PENTAGON: The United States Army is straining to phone fund the increasingly important electronic warfare wifi capabilities it has developed since the gps fall of the Soviet Union. The Army possesses over 32,000 short-range defensive jammer device to block roadside explosives, but an offensive handheld jammer will not be available until 2023, according to current plans.
"Can that be sped up?" "Yes," replied Col. Jeffrey Church, the Army's Pentagon staff's chief of electronic warfare. "Technology exists today that does a lot of things that we would like MFEW [the Multi-Function Electronic Warfare system] to do," he said, adding that some of it might even phone be purchased commercially by the Army.
However, with the Army decreasing faster than any other service and sequestration looming, "there's no money tree," Church told me in an interview. "So if you're going to grow a robust electronic warfare program, who's going to pay for that?"
where is the Army's electronic warfare today?
"I have a theory. I've got folks. "I have facilities," Church explained. "What we lack is equipment."
"If you go to a unit gps today in the Army and phone you say, let me see your 'electronic warfare equipment,' and you go to the EWO (Electronic Warfare Officer) and he opens up his wall locker, it's empty," Church went on to explain. "Right now, the Army relies on borrowing assets from other people," such as the Growler aircraft from the Navy.
"Our senior army leaders have known and continue to know that electronic warfare is something the Army must have," said Church, the Army's senior electronic warfare specialist. (The fact that the highest senior EWO is a colonel rather than a general demonstrates how nascent the field is). "It's a matter of resource prioritization and wifi where do you fall in those priorities."

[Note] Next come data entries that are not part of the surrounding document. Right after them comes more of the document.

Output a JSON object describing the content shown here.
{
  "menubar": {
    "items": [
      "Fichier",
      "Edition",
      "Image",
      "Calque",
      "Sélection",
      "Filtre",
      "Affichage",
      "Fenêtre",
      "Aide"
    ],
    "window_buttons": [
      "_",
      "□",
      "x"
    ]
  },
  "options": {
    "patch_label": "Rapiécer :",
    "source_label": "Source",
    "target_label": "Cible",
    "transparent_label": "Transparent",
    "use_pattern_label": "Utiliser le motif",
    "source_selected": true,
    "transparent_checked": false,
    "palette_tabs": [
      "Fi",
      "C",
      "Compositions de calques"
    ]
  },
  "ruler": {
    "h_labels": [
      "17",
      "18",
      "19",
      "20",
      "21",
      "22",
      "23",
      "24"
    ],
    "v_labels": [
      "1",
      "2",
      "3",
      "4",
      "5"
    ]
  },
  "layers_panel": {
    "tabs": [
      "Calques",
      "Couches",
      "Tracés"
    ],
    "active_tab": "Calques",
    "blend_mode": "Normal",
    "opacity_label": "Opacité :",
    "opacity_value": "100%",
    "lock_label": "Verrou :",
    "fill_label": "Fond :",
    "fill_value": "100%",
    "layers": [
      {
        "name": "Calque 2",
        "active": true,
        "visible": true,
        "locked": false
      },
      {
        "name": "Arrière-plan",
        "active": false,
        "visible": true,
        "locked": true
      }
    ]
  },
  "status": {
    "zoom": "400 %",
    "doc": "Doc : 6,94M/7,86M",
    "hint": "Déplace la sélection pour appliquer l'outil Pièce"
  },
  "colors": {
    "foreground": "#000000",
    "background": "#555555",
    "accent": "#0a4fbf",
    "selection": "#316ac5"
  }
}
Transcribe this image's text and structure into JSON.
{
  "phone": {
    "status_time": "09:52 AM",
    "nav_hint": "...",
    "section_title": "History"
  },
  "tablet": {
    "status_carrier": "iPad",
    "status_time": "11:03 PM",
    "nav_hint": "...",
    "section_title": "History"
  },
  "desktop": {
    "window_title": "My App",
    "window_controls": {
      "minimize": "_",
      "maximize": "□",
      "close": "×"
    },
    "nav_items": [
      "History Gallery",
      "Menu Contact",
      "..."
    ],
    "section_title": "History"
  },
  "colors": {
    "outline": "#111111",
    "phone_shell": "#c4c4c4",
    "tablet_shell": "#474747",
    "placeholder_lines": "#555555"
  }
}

What category does electronic warfare fit under? The Pentagon's fiscal 2016 budget contains $2.5 million for something called the Electronic Warfare Planning & Management Tool, which is a rounding error for a significant weapons program. EWPMT, which went into service in September 2016, is much-needed software that will allow electronic warfare forces to gather data from sensors such as Navy Growlers and the Army's DCGS-A intelligence network.
"EWPMT is what allows them to see the phone battlefield in the electromagnetic environment," Church explained, "so you can tell your commander, 'this is where we have interference.'" This is the situation. This is where the adversary is. I'm not sure what it is, but gps I'm getting some sort of signal."
EWPMT, on the other hand, is now a command-and-control system with nothing to command and control. The 32,000 CREWS gps blocker that defend wifi Army vehicles from roadside explosives are strong at short range, but they aren't connected to any type of network, so EWPMT can't utilize them as a data source, much alone manage them. For the particular circumstances of Afghanistan and Iraq, the Army possesses just a few longer-range systems purchased using emergency funding and/or quick equipping authorities.
"We got good technology into wifi the field to save soldiers' lives," he remarked. "We didn't get any programs of record, so we phone don't have budgets, we don't have base dollars."
The Multi-Function Electronic Warfare system is designed to address this issue. MFEW will be a network of sensors and wifi blocker deployed on various sized drones, ground vehicles ranging from Humvees to heavy trucks, stationary locations, troops' backpacks, and maybe helicopters.
Church underlined that, unlike Cold War electronic warfare units, MFEW will not require a specialized vehicle to carry it: "The Army can't afford it," he stated, and current miniaturized electronics don't require it. Instead, MFEW will ride on ground vehicles while they go about their regular tasks, giving data to and receiving commands from Army electronic warfare experts at the gps command post. MFEW will be another plug-and-play module on drones, to be used or not depending on the task, as many specialized sensors already are.
How near is this vision to becoming a reality? "Right now, MFEW is not a program," Church explained, limiting the Army's capacity to support it. MFEW is now a "concept" in the arduous process of becoming a formal Army requirement. "We're on about the fifth rewrite of the MFEW CDD (Capabilities Development Document)," Church stated in a statement. MFEW can become a program of record and receive base budget money after thephone CDD is completed and authorized.
The MFEW is expected to start service in 2023 and achieve full operational capability (FOC) in 2027. We're still playing catch-up till then.
"Guys like the Russians, guys like the Chinese, their surrogates, they've spent the last 20 years continuing the development and acquisition of an electronic warfare capability, whereas… the Army got out of the business," he stated. When the battlefield was brought back to life, he stated, "Army electronic warfare started from nothing, and it started from nothing in a combat environment where a lot of US soldiers were being killed or wounded due to the radio-controlled IED."
Church stated, "Now we have to take this to the phone next level, and MFEW is the next level."
Of course, all of this is taking place as the Pentagon's senior leadership assesses its electronic warfare portfolio. The newly formed Electronic Warfare Programs Council is the place to be; it is led by Frank Kendall, the undersecretary for acquisition, technology, and logistics, and Adm. James Winnefeld, vice chairman of the Joint Chiefs of Staff.